By David Dayton McKean
This Web version, edited by GET NJ, COPYRIGHT 2003

During the period when the city administration was reorganizing – or disorganizing – labor, an advertising campaign was conducted to attract new industries to Jersey City. Each year twenty-five thousand dollars was (and still is) appropriated for newspaper and periodical advertising. The slogan then adopted for the city and today displayed upon billboards was, `Jersey City Has Everything for Industry.' A pamphlet bearing that title was issued in 1937; the arguments advanced for locating in Jersey City included the geographical advantages, which are indisputable; the friendliness of the city administration to labor and capital, which is dubious; and the `low cost' of the `city taxes and essential services,' which is fallacious. Executives were invited to write to City Hall to arrange meetings with authorities. Mayor Hague was asked about the advertising when he was testifying in the C.I.O. case:

Q. And one of the inducements you set forth in those advertisements is that Jersey City is free from labor difficulties, isn't it?
A. Yes, sir.

Q. Have any new industries located in Jersey City as a result of that advertisement?
A. The report I got from Mr. Greer [city comptroller], hundreds of them, that is, for a period of a couple of years, Counselor. (Transcript, p. 1180.)

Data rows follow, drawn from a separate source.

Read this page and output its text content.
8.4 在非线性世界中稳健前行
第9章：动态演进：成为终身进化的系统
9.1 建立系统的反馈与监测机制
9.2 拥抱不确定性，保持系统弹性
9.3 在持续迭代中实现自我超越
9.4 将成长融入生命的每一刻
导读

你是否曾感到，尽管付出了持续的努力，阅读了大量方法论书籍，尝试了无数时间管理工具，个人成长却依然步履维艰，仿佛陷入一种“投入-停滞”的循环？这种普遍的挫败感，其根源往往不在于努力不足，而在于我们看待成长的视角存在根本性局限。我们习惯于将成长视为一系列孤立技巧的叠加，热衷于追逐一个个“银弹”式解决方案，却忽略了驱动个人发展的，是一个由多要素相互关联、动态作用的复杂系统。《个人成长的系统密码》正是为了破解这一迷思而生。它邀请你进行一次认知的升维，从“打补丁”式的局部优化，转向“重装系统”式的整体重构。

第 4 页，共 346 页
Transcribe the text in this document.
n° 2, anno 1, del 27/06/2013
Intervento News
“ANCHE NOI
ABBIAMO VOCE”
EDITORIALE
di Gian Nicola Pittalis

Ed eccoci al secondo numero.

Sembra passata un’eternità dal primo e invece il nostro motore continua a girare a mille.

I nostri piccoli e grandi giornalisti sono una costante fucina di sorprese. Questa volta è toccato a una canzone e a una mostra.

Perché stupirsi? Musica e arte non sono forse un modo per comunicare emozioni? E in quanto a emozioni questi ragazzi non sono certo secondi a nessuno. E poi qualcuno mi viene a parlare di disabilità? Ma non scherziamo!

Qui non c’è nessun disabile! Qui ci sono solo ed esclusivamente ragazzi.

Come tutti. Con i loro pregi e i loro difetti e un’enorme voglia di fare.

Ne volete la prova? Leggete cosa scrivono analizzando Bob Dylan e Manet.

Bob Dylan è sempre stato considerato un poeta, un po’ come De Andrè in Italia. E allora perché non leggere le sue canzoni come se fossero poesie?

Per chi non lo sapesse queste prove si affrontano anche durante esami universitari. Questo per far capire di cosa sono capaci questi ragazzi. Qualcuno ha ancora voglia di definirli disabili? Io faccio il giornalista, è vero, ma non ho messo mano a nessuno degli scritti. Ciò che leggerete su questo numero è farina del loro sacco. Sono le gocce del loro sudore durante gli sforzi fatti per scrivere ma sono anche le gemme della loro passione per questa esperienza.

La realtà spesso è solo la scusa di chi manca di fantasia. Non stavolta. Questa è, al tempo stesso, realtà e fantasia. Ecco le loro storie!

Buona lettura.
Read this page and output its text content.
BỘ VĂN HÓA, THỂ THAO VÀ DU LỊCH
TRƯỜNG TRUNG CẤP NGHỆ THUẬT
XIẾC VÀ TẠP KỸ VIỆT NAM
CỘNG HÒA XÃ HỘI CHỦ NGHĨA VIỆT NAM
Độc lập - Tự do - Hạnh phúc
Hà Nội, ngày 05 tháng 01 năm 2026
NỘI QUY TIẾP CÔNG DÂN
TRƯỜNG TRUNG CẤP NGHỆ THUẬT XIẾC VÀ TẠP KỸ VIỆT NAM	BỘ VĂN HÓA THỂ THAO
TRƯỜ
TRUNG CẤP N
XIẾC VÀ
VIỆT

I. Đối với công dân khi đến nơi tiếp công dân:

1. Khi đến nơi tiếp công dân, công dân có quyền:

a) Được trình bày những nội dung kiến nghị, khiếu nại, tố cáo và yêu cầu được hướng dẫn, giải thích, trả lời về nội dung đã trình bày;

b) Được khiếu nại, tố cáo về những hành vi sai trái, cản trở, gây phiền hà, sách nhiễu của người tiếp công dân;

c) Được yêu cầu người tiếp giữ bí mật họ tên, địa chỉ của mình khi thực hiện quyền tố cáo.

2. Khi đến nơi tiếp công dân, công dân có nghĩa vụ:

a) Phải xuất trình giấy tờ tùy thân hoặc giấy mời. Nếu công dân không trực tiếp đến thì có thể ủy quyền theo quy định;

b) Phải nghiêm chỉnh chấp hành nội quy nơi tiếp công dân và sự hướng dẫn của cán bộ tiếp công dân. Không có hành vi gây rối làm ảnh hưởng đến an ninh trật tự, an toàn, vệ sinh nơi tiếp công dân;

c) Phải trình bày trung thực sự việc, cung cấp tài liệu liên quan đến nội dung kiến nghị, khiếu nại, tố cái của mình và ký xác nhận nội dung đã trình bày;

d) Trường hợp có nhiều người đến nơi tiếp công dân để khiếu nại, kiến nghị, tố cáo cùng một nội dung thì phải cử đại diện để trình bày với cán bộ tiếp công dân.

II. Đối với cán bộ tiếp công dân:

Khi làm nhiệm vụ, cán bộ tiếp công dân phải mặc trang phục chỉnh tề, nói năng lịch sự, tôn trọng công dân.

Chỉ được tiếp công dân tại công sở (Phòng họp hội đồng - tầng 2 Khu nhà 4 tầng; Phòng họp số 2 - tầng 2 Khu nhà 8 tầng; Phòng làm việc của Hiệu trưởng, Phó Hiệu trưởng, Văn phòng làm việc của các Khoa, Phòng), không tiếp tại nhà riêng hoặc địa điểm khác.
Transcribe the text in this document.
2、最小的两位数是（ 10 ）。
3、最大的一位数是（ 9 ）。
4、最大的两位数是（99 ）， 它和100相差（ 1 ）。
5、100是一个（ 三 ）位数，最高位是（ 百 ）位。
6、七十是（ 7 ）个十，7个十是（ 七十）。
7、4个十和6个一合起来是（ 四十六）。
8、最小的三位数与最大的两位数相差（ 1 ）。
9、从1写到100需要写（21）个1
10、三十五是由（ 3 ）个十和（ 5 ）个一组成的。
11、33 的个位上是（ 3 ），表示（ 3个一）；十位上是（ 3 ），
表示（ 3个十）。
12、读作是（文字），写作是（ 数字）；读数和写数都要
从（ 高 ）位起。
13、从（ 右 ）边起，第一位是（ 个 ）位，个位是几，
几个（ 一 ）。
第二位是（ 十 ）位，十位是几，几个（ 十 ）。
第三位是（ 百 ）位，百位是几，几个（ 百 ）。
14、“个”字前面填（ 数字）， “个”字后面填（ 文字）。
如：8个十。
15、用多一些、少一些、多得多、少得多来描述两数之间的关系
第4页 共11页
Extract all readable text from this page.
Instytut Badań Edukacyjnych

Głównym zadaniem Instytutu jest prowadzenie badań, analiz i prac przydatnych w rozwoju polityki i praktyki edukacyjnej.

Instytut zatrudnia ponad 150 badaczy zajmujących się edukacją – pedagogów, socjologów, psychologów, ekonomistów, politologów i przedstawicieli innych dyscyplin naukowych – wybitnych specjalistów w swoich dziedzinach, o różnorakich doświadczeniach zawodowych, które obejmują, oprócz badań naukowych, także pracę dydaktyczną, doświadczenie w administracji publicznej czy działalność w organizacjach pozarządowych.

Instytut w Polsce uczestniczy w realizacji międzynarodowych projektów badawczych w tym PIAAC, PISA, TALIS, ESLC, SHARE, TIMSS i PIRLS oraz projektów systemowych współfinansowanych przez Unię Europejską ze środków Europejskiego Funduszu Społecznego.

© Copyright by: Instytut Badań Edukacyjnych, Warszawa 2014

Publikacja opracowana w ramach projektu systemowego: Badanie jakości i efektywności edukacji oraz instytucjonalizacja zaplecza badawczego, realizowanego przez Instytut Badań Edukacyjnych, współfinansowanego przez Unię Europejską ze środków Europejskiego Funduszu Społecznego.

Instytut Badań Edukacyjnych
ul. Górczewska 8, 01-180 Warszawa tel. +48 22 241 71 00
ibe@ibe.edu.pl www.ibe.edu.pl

The Mayor failed to mention by name a single industry among the incoming hundreds, but he did admit that hundreds of sweatshops had crossed the river from New York and Brooklyn:
Q. Didn't you have some runaway shops that came over from Brooklyn as a result of this invitation?
A. So they say. I don't remember, I don't recognize them.

Q. The Uneeda Slipper Company; do you recognize them?
A. I think that is the company that has given us a lot of trouble ...

Q. The Uneeda Slipper Company is located in the Harborside Building.
A. You see that is a big building, Counselor; that has, I presume, I don't know how many hundred thousand feet of floor space – that was a failure, you see, it was turned over to the hands of a receiver, and then they opened it up to the various industries to come in and set aside a certain amount of space, and hundreds of them got in there .... (Ibid., p. 1181.)

Mayor Hague asserted that `We try to discourage all those sweatshops, we don't allow it. I am utterly opposed to the sweat shop.' Although he tried to blame the railroad that controls the Harborside Building for the existence of sweatshops in Jersey City, it is well known that they exist elsewhere within his jurisdiction, especially in tenement dwellings. Photographs were published in Life of a Jersey City family making lamp shades at home for $2.50 per day for all four working members of the family, which included one child kept out of school to work. (Life, February 7, 1938, p. 49.) The influx of sweatshops should certainly have been expected with the breaking up of the unions.

Six years of advertising, six years of successful anti-union activity, brought into Jersey City by the Mayor's admission, only `hundreds' of sweatshops. The important, taxable industries did not come. The heavy, and constantly increasing, burden of taxes was not attractive, in spite of Jersey City's location and in spite of promises of freedom from labor difficulties. There was hope, nevertheless, that industries might move in when the economic depression lifted, for relations were cordial between the administration and employers, aside from the matter of taxes. The `invasion' of the C.I.O. in 1936 was therefore a direct challenge to the organization.